Entropy

Let’s go on a side trail here and discuss what is entropy. And then later will discuss entropy and the universe.

In the classical sense, entropy is a thermodynamic term associated with molecular disorder.

entropy, the measure of a system’s thermal energy per unit temperature that is unavailable for doing useful work. Because work is obtained from ordered molecular motion, the amount of entropy is also a measure of the molecular disorder, or randomness, of a system.

https://www.britannica.com/science/entropy-physics

a measure of the unavailable energy in a closed thermodynamic system that is also usually considered to be a measure of the system’s disorder, that is a property of the system’s state, and that varies directly with any reversible change in heat in the system and inversely with the temperature of the system

https://www.merriam-webster.com/dictionary/entropy

In the general sense, entropy is applied to other disciplines and is associated with the amount of disorder in a system.

Entropy is a scientific concept as well as a measurable physical property that is most commonly associated with a state of disorder, randomness, or uncertainty. The term and the concept are used in diverse fields, from classical thermodynamics, where it was first recognized, to the microscopic description of nature in statistical physics, and to the principles of information theory. It has found far-ranging applications in chemistry and physics, in biological systems and their relation to life, in cosmology, economics, sociology, weather science, climate change, and information systems including the transmission of information in telecommunication.

https://en.wikipedia.org/wiki/Entropy

The term entropy is now used in many other sciences (such as sociology), sometimes distant from physics or mathematics, where it no longer maintains its rigorous quantitative character. Usually, it roughly means disorder, chaos, decay of diversity or tendency toward uniform distribution of kinds.

http://www.scholarpedia.org/article/Entropy

Going back to thermodynamics, there are three laws of thermo.
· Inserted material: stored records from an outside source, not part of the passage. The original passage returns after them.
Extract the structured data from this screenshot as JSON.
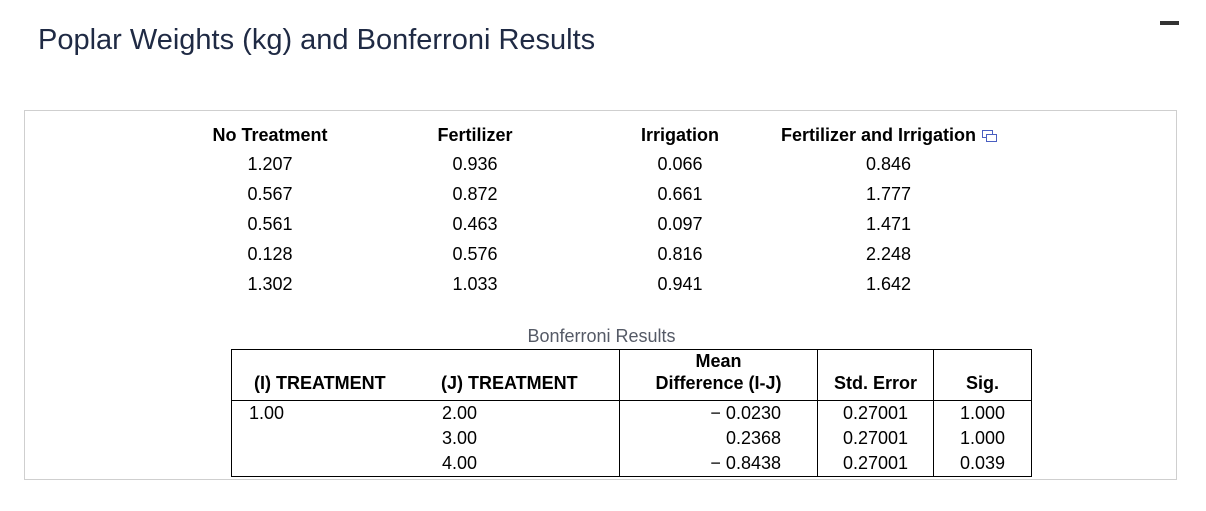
{
  "title": "Poplar Weights (kg) and Bonferroni Results",
  "weights": {
    "headers": [
      "No Treatment",
      "Fertilizer",
      "Irrigation",
      "Fertilizer and Irrigation"
    ],
    "rows": [
      [
        "1.207",
        "0.936",
        "0.066",
        "0.846"
      ],
      [
        "0.567",
        "0.872",
        "0.661",
        "1.777"
      ],
      [
        "0.561",
        "0.463",
        "0.097",
        "1.471"
      ],
      [
        "0.128",
        "0.576",
        "0.816",
        "2.248"
      ],
      [
        "1.302",
        "1.033",
        "0.941",
        "1.642"
      ]
    ]
  },
  "bonferroni": {
    "caption": "Bonferroni Results",
    "headers": [
      "(I) TREATMENT",
      "(J) TREATMENT",
      "Mean",
      "Difference (I-J)",
      "Std. Error",
      "Sig."
    ],
    "rows": [
      [
        "1.00",
        "2.00",
        "− 0.0230",
        "0.27001",
        "1.000"
      ],
      [
        "",
        "3.00",
        "0.2368",
        "0.27001",
        "1.000"
      ],
      [
        "",
        "4.00",
        "− 0.8438",
        "0.27001",
        "0.039"
      ]
    ]
  }
}
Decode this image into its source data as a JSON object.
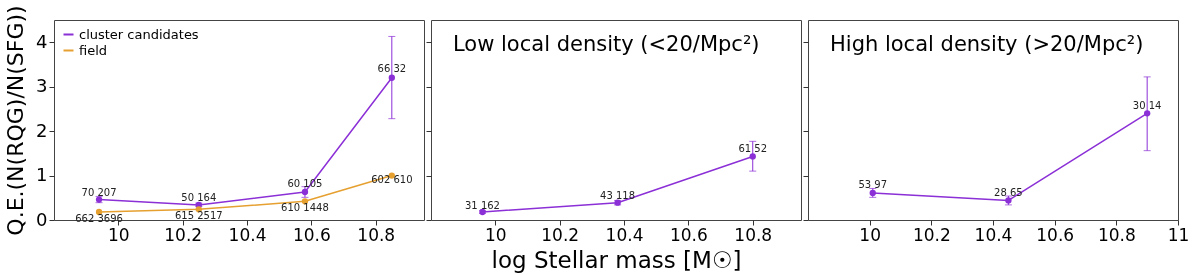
{
  "chart_data": [
    {
      "type": "line",
      "ylabel": "Q.E.(N(RQG)/N(SFG))",
      "xlim": [
        9.8,
        10.95
      ],
      "xticks": [
        10,
        10.2,
        10.4,
        10.6,
        10.8
      ],
      "ylim": [
        0,
        4.5
      ],
      "yticks": [
        0,
        1,
        2,
        3,
        4
      ],
      "marker": "circle",
      "legend": "top left",
      "series": [
        {
          "name": "cluster candidates",
          "color": "#8b2fd6",
          "x": [
            9.94,
            10.25,
            10.58,
            10.85
          ],
          "values": [
            0.46,
            0.34,
            0.63,
            3.2
          ],
          "errors": [
            0.07,
            0.04,
            0.12,
            [
              2.28,
              4.13
            ]
          ]
        },
        {
          "name": "field",
          "color": "#e6a030",
          "x": [
            9.94,
            10.25,
            10.58,
            10.85
          ],
          "values": [
            0.18,
            0.24,
            0.42,
            1.0
          ]
        }
      ],
      "annotations": [
        {
          "text": "70 207",
          "x": 9.94,
          "y": 0.6
        },
        {
          "text": "50 164",
          "x": 10.25,
          "y": 0.5
        },
        {
          "text": "60 105",
          "x": 10.58,
          "y": 0.8
        },
        {
          "text": "66 32",
          "x": 10.85,
          "y": 3.4
        },
        {
          "text": "662 3696",
          "x": 9.94,
          "y": 0.03
        },
        {
          "text": "615 2517",
          "x": 10.25,
          "y": 0.09
        },
        {
          "text": "610 1448",
          "x": 10.58,
          "y": 0.27
        },
        {
          "text": "602 610",
          "x": 10.85,
          "y": 0.9
        }
      ]
    },
    {
      "type": "line",
      "xlabel": "log Stellar mass [M☉]",
      "xlim": [
        9.8,
        10.95
      ],
      "xticks": [
        10,
        10.2,
        10.4,
        10.6,
        10.8
      ],
      "ylim": [
        0,
        4.5
      ],
      "yticks": [
        0,
        1,
        2,
        3,
        4
      ],
      "tick_labels": "x",
      "marker": "circle",
      "series": [
        {
          "color": "#8b2fd6",
          "x": [
            9.96,
            10.38,
            10.8
          ],
          "values": [
            0.18,
            0.39,
            1.43
          ],
          "errors": [
            0.03,
            0.05,
            [
              1.1,
              1.77
            ]
          ]
        }
      ],
      "annotations": [
        "Low local density (<20/Mpc²)",
        {
          "text": "31 162",
          "x": 9.96,
          "y": 0.32
        },
        {
          "text": "43 118",
          "x": 10.38,
          "y": 0.53
        },
        {
          "text": "61 52",
          "x": 10.8,
          "y": 1.6
        }
      ]
    },
    {
      "type": "line",
      "xlim": [
        9.8,
        11
      ],
      "xticks": [
        10,
        10.2,
        10.4,
        10.6,
        10.8,
        11
      ],
      "ylim": [
        0,
        4.5
      ],
      "yticks": [
        0,
        1,
        2,
        3,
        4
      ],
      "tick_labels": "x",
      "marker": "circle",
      "series": [
        {
          "color": "#8b2fd6",
          "x": [
            10.01,
            10.45,
            10.9
          ],
          "values": [
            0.61,
            0.44,
            2.4
          ],
          "errors": [
            0.1,
            0.1,
            [
              1.56,
              3.22
            ]
          ]
        }
      ],
      "annotations": [
        "High local density (>20/Mpc²)",
        {
          "text": "53 97",
          "x": 10.01,
          "y": 0.78
        },
        {
          "text": "28 65",
          "x": 10.45,
          "y": 0.6
        },
        {
          "text": "30 14",
          "x": 10.9,
          "y": 2.57
        }
      ]
    }
  ]
}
The first law of thermodynamics states that, when energy passes into or out of a system (as work, heat, or matter), the system’s internal energy changes in accordance with the law of conservation of energy.

The second law of thermodynamics states that in a natural thermodynamic process, the sum of the entropies of the interacting thermodynamic systems never decreases. A common corollary of the statement is that heat does not spontaneously pass from a colder body to a warmer body.

The third law of thermodynamics states that a system’s entropy approaches a constant value as the temperature approaches absolute zero. With the exception of non-crystalline solids (glasses), the entropy of a system at absolute zero is typically close to zero.[2]

https://en.wikipedia.org/wiki/Laws_of_thermodynamics

The idea of entropy can be hard to grasp because what does it mean to measure disorder? There is no way to empirically measure entropy. An “entropy meter” does not exist, unlike a thermometer or a photometer. Entropy can be calculated, but not directly measured in a system.

Also, what does disorder mean at a molecular level? Associating disorder with entropy is conceptually confusing, so another way to look at is energy dispersal.

The interpretation of entropy as a measure of energy dispersal has been exercised against the background of the traditional view, introduced by Ludwig Boltzmann, of entropy as a quantitative measure of disorder. The energy dispersal approach avoids the ambiguous term ‘disorder’. An early advocate of the energy dispersal conception was Edward Armand Guggenheim in 1949, using the word ‘spread’.

In this alternative approach, entropy is a measure of energy dispersal or spread at a specific temperature. Changes in entropy can be quantitatively related to the distribution or the spreading out of the energy of a thermodynamic system, divided by its temperature.

Some educators propose that the energy dispersal idea is easier to understand than the traditional approach. The concept has been used to facilitate teaching entropy to students beginning university chemistry and biology.